Wildfell is one of the rare octagonal houses built in Maryland at the height of the "Octagon Fad". Located in Darlington, Maryland just off US 1, the house is a prominent feature of Harford County.

Construction is believed to have begun in 1847 with completion prior to 1854. Commissioned by the Joseph Jewett family of Baltimore, Maryland and built by William Hensel. The Jewett family learned of an abandoned Baltimore clipper ship which had served in the War of 1812. The Jewett family purchased the derelict and contracted Hensel (a former naval carpenter) to salvage wood from the vessel and transport materials to the building site in Darlington, MD. The short oak timbers and naval treated planks were well suited to the short walls required by the octagonal design. The interior layout resembles an octagon divided into quadrants. Thus, most rooms have 5 walls.

Two stories high, the octagonal house has an 8-sided roof topped by an octagonal "widows walk" flanked by two brick chimneys which serviced 4 fireplaces in the primary living areas and a hearth in the basement. The house faces southeast, with one or two openings in each wall. A modern one-story wing (constructed 2011, replaced ca.1900 structure) runs northwest. There is a three-sided porch facing east, southeast, and south.

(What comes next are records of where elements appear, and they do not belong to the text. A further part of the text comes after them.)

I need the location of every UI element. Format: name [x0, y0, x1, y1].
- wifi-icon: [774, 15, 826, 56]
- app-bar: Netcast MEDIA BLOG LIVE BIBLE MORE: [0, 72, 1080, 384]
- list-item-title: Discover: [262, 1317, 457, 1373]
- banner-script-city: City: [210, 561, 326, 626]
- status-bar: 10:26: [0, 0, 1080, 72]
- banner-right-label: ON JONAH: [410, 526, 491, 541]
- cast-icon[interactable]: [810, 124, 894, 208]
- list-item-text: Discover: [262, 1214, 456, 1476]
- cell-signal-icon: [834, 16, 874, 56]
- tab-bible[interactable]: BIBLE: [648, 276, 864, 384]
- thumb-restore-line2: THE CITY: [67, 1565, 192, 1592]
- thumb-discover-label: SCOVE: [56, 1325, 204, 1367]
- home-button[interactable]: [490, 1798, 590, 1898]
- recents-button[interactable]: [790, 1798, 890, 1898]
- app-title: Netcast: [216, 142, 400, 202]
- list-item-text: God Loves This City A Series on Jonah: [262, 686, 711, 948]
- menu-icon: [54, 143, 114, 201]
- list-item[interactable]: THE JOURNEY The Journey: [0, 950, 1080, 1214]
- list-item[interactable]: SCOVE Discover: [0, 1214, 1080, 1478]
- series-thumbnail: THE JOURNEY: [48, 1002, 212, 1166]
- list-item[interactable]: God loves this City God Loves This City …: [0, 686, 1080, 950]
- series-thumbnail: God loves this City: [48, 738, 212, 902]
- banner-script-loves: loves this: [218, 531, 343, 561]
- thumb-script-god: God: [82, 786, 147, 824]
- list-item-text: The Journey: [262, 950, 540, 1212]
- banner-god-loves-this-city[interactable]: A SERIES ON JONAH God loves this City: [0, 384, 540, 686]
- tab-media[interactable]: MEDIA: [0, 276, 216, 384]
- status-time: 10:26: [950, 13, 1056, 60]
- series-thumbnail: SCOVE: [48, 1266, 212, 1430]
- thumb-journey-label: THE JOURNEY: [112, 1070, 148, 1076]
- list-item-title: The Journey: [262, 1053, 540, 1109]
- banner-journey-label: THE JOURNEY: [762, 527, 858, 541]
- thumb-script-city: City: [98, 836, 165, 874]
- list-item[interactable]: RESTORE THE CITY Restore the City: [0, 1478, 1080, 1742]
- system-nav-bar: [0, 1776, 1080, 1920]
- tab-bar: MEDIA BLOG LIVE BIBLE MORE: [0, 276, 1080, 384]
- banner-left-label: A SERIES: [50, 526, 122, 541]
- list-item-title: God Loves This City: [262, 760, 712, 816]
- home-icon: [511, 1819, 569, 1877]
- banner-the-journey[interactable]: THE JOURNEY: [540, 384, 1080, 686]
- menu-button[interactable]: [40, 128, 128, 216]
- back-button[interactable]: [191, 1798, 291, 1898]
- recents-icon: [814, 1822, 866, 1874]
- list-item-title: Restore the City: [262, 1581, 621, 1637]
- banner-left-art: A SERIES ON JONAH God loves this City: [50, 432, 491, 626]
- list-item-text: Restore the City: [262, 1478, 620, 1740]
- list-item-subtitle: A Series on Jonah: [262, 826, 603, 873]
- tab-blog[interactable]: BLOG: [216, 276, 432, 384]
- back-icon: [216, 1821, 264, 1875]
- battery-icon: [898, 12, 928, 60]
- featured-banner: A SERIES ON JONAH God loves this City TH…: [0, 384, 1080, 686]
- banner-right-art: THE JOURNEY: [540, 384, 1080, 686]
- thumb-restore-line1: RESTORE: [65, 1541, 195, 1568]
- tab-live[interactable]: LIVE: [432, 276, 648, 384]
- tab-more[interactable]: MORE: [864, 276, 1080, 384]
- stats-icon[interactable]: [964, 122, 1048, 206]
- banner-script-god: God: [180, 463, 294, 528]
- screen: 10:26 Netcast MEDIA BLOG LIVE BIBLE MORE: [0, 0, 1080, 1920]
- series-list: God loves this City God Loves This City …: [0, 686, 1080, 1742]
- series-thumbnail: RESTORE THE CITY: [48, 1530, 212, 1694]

Wildfell is a simplified Federal style, with a molding over the boxed eaves, which is repeated on the porch above its octagonal pillars. The six-paneled front door in a plain frame is topped by a four-light transom. Windows have 6/6 lights behind louvered shutters. The stairway has two turned balusters on each step under a walnut handrail. Double parlors are separated by pocket doors. Original kitchen and dining room spaces are to the rear.
Perhaps unique to this house are the exterior and interior load bearing walls whose construction is of narrow (1”x7”) oak planks laid horizontally, nailed from above as the work proceeded, forming a virtually solid 7” wall thickness. The construction method is visible beneath the shutters of the false windows to the left of the front door. The window placement would have opened out from the side of the staircase, but is placed to complete the symmetrical appearance of the house. Floor joists are hand hued timber beams set in a cross pattern and cross joined by lesser beams.

The Jewetts used Wildfell as a summer home from March 1854 until June 1874. The property was sold in 1874 and it came into ownership by the prominent Scott family where it remained for several generations.

Wildfell is listed on the National Register of Historic Places September 20, 1973.

The property is currently owned by Matthew and Bonnie Payne.